Published in Studies in Classification, Data Analysis, and Knowledge Organization, 2020

Recommended citation: P. Belloni, G. Boccuzzo, S. Guzzinati, I. Italiano, C. R. Rossi, M. Rugge, M. Zorzi. Staging Cancer Through Text Mining of Pathology Records. In: Mariani P., Zenga M. (eds). Studies in Classification, Data Analysis, and Knowledge Organization. Springer, Cham (2019). https://doi.org/10.1007/978-3-030-51222-4_4

Abstract Valuable information is stored in a healthcare record system and over 40% of it is estimated to be unstructured in the form of free clinical text. A collection of pathology records is provided by the Veneto Cancer Registry: these medical records refer to cases of melanoma and contain free text, in particular, the diagnosis. The aim of this research is to extract from the free text the size of the primary tumour, the involvement of lymph nodes, the presence of metastasis, and the cancer stage of the tumour. This goal is achieved with text mining techniques based on a supervised statistical approach.

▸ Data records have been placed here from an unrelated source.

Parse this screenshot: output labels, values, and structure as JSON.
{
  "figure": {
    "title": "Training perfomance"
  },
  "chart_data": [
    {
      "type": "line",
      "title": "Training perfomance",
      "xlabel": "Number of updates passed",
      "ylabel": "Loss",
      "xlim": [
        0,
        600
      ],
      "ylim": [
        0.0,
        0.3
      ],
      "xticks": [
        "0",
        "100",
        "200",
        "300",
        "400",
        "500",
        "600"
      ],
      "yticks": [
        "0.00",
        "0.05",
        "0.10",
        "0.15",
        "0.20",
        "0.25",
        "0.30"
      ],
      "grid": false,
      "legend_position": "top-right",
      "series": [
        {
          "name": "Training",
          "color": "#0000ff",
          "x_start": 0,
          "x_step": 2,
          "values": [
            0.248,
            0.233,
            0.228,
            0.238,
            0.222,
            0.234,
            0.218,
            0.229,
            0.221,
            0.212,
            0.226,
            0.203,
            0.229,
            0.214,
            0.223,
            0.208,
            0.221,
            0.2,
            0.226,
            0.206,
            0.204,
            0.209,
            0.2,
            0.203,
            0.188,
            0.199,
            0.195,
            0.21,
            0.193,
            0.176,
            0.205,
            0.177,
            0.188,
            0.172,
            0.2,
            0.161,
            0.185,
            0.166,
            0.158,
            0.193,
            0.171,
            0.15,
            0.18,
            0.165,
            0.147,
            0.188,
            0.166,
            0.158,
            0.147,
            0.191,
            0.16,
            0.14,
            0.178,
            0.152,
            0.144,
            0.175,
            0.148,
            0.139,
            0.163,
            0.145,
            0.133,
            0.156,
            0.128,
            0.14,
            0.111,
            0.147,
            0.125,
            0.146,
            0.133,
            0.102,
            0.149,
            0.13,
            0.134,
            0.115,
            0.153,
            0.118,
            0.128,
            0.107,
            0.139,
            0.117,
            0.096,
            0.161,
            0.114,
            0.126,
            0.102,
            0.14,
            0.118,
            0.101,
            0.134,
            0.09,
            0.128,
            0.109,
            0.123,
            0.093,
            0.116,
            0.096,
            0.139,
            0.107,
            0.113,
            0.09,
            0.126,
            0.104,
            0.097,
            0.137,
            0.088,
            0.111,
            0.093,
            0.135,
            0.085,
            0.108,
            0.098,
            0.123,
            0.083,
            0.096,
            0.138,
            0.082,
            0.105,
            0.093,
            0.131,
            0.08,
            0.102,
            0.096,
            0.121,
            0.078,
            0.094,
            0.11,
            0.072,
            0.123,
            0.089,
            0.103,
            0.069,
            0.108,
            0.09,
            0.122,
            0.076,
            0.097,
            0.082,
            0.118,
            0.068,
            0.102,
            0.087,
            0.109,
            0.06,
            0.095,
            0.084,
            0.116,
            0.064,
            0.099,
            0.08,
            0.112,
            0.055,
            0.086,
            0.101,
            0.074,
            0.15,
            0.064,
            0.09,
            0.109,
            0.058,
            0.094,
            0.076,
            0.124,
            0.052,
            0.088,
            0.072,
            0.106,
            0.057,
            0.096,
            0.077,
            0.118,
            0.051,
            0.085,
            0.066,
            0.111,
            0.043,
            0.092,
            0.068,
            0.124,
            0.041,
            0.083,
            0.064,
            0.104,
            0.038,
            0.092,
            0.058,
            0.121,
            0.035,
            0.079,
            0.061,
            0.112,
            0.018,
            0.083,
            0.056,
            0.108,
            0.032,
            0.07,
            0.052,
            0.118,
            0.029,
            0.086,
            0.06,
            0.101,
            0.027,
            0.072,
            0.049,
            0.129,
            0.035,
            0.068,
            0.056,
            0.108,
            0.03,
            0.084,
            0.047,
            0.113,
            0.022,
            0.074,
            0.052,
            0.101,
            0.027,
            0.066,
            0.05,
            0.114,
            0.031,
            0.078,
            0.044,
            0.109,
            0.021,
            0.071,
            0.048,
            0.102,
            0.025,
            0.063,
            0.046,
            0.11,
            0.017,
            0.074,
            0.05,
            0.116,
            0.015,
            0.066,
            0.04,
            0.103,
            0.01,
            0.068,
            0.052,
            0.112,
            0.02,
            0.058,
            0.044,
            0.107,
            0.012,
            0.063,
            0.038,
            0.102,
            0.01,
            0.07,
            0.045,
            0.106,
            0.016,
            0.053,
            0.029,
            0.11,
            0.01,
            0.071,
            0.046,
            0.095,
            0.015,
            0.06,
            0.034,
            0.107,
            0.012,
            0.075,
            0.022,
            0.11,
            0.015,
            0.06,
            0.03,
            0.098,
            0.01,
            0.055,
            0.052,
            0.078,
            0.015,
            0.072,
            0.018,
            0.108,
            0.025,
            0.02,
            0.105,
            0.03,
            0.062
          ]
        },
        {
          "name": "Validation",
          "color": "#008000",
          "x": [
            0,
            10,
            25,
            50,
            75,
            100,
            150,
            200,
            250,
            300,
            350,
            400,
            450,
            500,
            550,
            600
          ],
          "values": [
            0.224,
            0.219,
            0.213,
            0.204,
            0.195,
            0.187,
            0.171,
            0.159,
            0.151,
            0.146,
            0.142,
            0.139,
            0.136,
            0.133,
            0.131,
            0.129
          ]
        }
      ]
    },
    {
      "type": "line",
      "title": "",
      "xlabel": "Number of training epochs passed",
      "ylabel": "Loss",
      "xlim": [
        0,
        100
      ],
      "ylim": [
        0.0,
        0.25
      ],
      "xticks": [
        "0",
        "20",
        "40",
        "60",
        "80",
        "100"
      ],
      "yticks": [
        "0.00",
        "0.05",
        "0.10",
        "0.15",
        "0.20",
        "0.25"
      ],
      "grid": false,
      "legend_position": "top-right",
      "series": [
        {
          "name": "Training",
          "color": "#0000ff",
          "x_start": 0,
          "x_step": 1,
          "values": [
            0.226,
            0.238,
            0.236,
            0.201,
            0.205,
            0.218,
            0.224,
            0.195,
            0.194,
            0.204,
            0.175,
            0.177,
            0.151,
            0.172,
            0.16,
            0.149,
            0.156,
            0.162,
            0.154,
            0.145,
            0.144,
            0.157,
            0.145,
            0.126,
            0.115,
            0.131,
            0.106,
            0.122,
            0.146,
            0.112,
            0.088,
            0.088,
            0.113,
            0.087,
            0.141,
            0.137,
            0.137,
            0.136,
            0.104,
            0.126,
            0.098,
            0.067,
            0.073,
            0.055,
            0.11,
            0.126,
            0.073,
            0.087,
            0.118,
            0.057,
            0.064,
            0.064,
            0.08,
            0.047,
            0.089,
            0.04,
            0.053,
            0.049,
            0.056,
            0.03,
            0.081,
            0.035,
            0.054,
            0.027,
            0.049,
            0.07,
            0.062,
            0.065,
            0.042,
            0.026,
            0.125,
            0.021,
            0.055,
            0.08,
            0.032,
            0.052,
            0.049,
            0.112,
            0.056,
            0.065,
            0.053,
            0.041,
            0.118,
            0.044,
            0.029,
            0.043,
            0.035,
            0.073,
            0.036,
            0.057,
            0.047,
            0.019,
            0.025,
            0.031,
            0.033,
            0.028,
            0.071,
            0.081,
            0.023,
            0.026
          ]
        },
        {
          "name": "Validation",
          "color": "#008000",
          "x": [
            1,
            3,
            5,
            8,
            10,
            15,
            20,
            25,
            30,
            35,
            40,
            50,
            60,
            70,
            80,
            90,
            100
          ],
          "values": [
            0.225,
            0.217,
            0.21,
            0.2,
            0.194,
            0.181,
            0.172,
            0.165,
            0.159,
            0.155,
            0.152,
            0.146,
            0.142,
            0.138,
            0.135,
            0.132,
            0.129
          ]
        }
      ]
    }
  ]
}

Since the procedure of information extraction from a free text can be traced back to a statistical classification problem, we apply several machine learning models in order to extract the variables mentioned above from the text. A gold standard for these variables is available: the clinical records have already been assessed case-by-case by an expert. The most efficient of the estimated models is the gradient boosting. Despite the good performance of gradient boosting, the classification error is not low enough to allow this kind of text mining procedures to be used in a Cancer Registry as it is proposed.